Following up on my previous posts:
TaxProf Blog op-ed: The Law and Policy of Donor-Advised Funds, by Edward Kleinbard (USC):
Daniel Hemel’s analysis of Donor-Advised Funds is erroneous on both law and policy grounds.
As to law: you must begin with the self-evidently true factual proposition that the independence of the DAF from the donor is a sham. The DAF charity does what it is told to do by the donor, and not one whit more, or less. The DAF is the donor’s agent, not an independent actor that happens to get along with the donor. Were I in better health today I would litigate this for the government on a contingent fee basis. Moreover, the DAF itself does not put a single dollar to work in eleemosynary activity. It’s a personal financial asset that compounds at tax-free rates, a point that I think didn’t get developed in Dan’s piece.
What follows from this is that the DAF result is inconsistent with our annual system of accounting, in which expenses must relate to the period incurred. A firm that irrevocably prepays five years of TV advertising cannot deduct all five years’ worth today – yet that is the result that the DAF achieves. It is a simple end run around either cash or accrual accounting methods.
Second, there is a procedure in place for funding charitable endeavors today while controlling the long term disbursement of those funds over time. It’s called a private foundation. Congress created the private foundation, but it also imposed numerous restrictions on the operation of a private foundation. The DAF is an end run around the Congressionally-created scheme to handle the basic underlying facts of setting aside money today but controlling its disbursement into the futures.
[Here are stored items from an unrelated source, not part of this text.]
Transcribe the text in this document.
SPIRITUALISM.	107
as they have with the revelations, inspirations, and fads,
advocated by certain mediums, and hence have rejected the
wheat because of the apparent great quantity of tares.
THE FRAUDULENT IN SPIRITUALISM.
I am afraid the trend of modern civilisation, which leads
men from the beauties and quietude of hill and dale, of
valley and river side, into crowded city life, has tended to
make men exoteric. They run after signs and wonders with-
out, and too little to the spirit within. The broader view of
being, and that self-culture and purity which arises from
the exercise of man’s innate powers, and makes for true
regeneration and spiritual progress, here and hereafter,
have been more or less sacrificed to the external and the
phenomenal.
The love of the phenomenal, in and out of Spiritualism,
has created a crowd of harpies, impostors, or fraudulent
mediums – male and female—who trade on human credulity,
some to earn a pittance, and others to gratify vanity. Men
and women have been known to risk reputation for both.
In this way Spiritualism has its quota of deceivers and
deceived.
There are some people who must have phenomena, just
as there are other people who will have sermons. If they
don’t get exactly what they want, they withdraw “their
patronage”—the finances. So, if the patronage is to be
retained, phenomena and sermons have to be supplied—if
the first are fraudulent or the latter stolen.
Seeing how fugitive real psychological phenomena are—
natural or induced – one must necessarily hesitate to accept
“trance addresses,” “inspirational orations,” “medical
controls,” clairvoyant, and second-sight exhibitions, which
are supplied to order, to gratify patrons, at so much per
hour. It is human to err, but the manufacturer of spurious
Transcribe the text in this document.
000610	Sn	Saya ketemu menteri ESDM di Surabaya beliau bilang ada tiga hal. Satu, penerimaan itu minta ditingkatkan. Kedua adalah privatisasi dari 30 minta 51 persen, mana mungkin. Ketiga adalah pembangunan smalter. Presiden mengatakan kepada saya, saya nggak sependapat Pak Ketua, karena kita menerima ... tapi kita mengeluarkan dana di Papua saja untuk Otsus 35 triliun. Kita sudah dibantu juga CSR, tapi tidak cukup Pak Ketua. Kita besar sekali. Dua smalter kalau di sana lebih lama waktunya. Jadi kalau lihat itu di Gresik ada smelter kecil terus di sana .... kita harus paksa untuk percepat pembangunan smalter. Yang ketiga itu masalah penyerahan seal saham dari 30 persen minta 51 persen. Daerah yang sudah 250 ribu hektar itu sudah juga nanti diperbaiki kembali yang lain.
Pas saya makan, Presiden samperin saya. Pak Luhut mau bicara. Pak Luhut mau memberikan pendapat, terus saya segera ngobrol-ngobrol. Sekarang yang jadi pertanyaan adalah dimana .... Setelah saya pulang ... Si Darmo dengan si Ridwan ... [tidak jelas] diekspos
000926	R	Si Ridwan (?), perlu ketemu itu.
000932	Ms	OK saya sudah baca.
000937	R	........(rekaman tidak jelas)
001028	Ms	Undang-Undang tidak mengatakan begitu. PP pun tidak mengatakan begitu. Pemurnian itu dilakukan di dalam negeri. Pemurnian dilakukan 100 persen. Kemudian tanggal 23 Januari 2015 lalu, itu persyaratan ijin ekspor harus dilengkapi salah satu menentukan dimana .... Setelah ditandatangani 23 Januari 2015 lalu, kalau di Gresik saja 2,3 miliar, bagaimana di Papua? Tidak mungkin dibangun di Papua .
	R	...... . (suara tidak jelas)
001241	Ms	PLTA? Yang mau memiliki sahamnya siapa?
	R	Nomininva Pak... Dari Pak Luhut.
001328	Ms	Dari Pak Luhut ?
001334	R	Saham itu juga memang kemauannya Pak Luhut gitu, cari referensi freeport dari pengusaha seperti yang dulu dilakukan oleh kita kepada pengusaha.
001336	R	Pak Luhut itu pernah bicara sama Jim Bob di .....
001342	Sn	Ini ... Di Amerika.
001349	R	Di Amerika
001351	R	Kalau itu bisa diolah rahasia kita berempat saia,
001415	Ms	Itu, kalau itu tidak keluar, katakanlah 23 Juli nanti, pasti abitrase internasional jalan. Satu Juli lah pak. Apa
To say that a DAF does what a private foundation does not is to confess that the DAF is an evasion of the regulatory scheme that Congress intended.
In the same way, saying that a DAF enables a taxpayer to load up on charitable expenses in one year, so as to maximize the benefits of the deduction in light of the restrictions on other itemized deductions, does not mean that the DAF is a fair interpretation of law or good policy. Taxpayers can time their charitable contributions to maximize their tax efficiency, but they should make actual contributions that actually are put to work for charitable purposes.
Finally, Dan overlooks the big attraction of DAFs, which is that they enable taxpayers effectively to hedge their enormous unrealized gains in high flying tech stocks and the like. They get a deduction at today’s inflated value, and if the stock collapses in value there’s no recapture and no money to go to actual charities. (Yes the stock might continue to climb, but that’s why this is a hedge.)